Pour ce récit, nous avons décidé de nous concentrer sur l’immigration depuis Madagascar et les Comores ; mais les conditions de voyage depuis le Sri Lanka sont sensiblement identiques.
« J’avais sorti tout ce que j’avais comme économies, j’ai payé cher ce voyage. J’avais travaillé avant, j’avais mis de côté ; j’avais vraiment envie de venir ici. Si j’ai quitté mon pays c’est pour fuir la misère. J’ai laissé ma famille… Mais je me suis dit que je devais faire quelque-chose pour que mes enfants grandissent bien, le jour où je fonderai une famille. Je veux faire en sorte que mes enfants aient cette chance. Et depuis que je suis petit, je vois à la télé qu’il y a des migrants qui sortent pour aller en Europe… ».
Bien souvent, les personnes qui traversent n’ont que très peu d’affaires personnelles, car ils ne s’attendent pas à une longue durée du voyage (un jour, une semaine, quinze jours...), ni aux conditions dans lesquelles ils vont devoir le vivre...
« On nous a dit : « On part le matin, vers 1h ou 2h et on sera là le soir ou le lendemain ». Mais voilà, arrivés près de la côte il y avait une antenne rouge, un navire : c’étaient les gardes-côtes qui patrouillaient. On ne pouvait pas accoster. Ils ont préféré retourner en mer entre Mada et ici. On est restés à la frontière et on a fait du sur place. Le troisième jour, on a essayé, le quatrième on a essayé, et puis un bruit et le bateau a commencé à prendre eau… On a commencé à avoir faim et soif. Il y avait la peur, le désespoir, on se demandait : « Est-ce qu’on va y arriver ? ». Je n’ai pas mangé pendant 9 jours. On n’avait pas de toile pour nous protéger du soleil. Évidemment on n’était pas du tout bien. On était dix-neuf, avec trois commandants. Je les ai nommés les « Sans-cœur », parce qu’on était dix-neuf au départ et on est arrivés à neuf… ».

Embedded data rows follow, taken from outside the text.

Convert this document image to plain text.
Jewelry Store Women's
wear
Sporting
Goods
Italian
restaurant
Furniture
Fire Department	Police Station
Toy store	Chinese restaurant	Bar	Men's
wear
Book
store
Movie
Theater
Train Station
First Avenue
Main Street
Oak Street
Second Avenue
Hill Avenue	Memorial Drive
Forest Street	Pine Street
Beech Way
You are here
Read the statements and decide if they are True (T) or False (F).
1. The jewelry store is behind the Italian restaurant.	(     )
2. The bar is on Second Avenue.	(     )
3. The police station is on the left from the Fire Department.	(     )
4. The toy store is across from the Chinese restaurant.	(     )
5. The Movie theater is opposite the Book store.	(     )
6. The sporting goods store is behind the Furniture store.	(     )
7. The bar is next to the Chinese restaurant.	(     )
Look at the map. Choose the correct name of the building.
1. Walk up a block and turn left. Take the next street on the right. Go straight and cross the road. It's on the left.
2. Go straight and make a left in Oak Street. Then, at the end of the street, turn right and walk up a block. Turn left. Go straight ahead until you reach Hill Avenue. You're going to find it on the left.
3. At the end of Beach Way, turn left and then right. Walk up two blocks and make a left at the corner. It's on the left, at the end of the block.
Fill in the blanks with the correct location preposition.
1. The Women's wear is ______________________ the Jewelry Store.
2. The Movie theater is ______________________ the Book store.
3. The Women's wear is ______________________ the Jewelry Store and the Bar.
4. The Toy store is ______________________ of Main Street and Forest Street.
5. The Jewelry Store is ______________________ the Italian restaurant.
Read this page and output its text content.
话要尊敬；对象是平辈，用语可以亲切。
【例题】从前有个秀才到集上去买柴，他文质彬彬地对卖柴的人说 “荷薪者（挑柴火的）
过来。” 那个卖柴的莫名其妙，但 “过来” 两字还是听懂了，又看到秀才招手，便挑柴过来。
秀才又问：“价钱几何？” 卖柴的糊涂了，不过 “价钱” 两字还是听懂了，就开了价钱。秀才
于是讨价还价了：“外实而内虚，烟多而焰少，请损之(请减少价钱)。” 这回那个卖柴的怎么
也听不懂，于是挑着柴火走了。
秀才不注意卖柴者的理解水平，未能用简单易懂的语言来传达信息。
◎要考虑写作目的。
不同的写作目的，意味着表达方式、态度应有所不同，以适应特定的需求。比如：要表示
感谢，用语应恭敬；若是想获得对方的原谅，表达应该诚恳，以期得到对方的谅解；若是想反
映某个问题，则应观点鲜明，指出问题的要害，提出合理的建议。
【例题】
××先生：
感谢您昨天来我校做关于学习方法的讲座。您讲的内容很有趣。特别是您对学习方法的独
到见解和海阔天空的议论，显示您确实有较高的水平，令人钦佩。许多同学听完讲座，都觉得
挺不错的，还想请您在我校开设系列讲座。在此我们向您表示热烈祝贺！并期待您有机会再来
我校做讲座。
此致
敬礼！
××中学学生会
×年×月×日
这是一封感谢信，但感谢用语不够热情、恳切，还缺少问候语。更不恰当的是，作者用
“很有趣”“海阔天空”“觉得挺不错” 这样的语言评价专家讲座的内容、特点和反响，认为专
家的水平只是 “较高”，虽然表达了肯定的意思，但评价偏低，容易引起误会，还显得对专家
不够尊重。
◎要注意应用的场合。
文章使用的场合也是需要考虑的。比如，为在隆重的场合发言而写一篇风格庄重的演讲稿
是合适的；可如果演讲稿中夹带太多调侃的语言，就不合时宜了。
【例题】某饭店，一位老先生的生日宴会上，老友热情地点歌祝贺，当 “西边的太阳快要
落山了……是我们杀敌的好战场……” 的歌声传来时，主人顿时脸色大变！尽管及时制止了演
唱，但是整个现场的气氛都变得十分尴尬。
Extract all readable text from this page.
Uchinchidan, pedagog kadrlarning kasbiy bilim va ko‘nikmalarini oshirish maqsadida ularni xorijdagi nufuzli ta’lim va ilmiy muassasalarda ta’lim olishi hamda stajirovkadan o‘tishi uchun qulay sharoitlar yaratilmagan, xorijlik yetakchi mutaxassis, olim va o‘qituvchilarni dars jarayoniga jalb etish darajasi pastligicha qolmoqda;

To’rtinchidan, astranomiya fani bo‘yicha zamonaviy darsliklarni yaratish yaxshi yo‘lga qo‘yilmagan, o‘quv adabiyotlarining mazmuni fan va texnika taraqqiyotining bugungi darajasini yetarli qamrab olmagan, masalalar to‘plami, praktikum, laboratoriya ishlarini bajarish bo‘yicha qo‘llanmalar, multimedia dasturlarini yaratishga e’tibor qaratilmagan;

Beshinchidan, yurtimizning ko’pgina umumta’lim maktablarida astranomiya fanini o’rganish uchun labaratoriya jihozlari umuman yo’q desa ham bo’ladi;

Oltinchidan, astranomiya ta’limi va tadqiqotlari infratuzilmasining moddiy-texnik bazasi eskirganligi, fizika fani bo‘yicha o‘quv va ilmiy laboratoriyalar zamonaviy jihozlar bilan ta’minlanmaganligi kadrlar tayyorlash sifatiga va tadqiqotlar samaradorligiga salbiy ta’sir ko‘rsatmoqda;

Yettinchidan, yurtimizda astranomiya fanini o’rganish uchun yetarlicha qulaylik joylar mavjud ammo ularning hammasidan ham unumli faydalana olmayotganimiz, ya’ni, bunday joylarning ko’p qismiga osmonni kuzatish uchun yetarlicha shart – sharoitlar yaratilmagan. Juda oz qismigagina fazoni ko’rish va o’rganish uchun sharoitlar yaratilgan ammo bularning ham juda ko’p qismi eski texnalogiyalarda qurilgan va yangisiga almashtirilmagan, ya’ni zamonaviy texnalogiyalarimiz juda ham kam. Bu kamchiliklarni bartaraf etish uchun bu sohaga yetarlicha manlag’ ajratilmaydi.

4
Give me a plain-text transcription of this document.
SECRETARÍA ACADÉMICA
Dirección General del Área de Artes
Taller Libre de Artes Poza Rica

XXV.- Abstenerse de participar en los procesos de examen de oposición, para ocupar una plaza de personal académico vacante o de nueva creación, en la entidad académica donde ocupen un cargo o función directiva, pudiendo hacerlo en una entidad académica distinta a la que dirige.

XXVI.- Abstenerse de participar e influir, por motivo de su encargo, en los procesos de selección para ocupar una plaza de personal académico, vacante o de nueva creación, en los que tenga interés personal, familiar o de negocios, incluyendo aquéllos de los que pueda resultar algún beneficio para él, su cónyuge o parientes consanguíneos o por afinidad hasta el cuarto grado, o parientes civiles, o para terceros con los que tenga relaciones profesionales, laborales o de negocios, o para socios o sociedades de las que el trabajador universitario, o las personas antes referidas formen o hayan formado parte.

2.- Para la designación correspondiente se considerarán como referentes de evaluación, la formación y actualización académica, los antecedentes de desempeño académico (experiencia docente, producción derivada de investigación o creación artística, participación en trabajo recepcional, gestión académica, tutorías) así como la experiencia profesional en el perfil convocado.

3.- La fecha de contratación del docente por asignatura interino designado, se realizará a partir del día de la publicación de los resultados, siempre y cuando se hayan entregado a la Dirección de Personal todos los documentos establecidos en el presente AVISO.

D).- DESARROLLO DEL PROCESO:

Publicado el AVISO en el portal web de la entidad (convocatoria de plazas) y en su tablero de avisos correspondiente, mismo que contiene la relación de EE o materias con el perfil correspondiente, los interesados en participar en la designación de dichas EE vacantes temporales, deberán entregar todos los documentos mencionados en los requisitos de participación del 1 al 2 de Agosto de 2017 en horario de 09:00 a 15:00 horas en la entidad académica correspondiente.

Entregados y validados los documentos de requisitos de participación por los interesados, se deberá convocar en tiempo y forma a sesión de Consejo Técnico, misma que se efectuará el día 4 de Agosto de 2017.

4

« Ils avaient des "kalaches" ; ce sont des personnes qui n’ont pas peur de mourir. Ils nous disaient : « Il y a du poids, il faut qu’on essaye de diminuer un peu le poids ». Toi tu es là, tu peux rien faire sinon, si tu dis quelque chose, on va te buter, toi. On jette des gens en mer pour qu’on puisse vivre. C’est ça qui s’est passé ».
« Le fait de voir des petits jeunes comme ça jetés en mer, et toi tu ne peux rien faire - tout ça m’a bouleversé. Je me suis dit, après trois personnes, là, ce sera mon tour et c’est fini, qu’est-ce que je fais ? Mais je ne peux rien faire ! Ils ont des "kalaches" et même s’ils n’en avaient pas, ils sont trois contre un. Je crois que c’est grâce à la prière, c’est ça qui m’a donné la force, chez nous on dit : « Iman » : c’est la force qui m’a fait résister, en fait ».
« Quand je suis arrivé, c’était le soir. C’est quand on a posé nos pieds. C’était loin - je ne sais pas où c’était. Ils avaient des GPS, des téléphones, ils appelaient des gens et quand on est arrivés il y avait une voiture qui était là, ils nous ont donné le téléphone. Ils ont dit : « Si tu connais quelqu’un, vous pouvez appeler ». Je ne connaissais personne à part une personne, connue lors d’un voyage chez sa mère. Je l’avais aidée un jour, et on est restés en contact via les réseaux sociaux. Cette personne m’a aidé et je lui suis reconnaissant. Sa mère a dit : « T’es fou, tu as des sœurs et tout, tu ne sais pas d’où il vient et tu l’a amené ici ». Mais ce jeune a dit : « Maman, si tu le mets dehors, je vais partir avec ». Je reconnais qu’au début, c’était compliqué, mais aujourd’hui on est comme une famille. Ils m’ont donné de l’amour et moi je fais pareil ».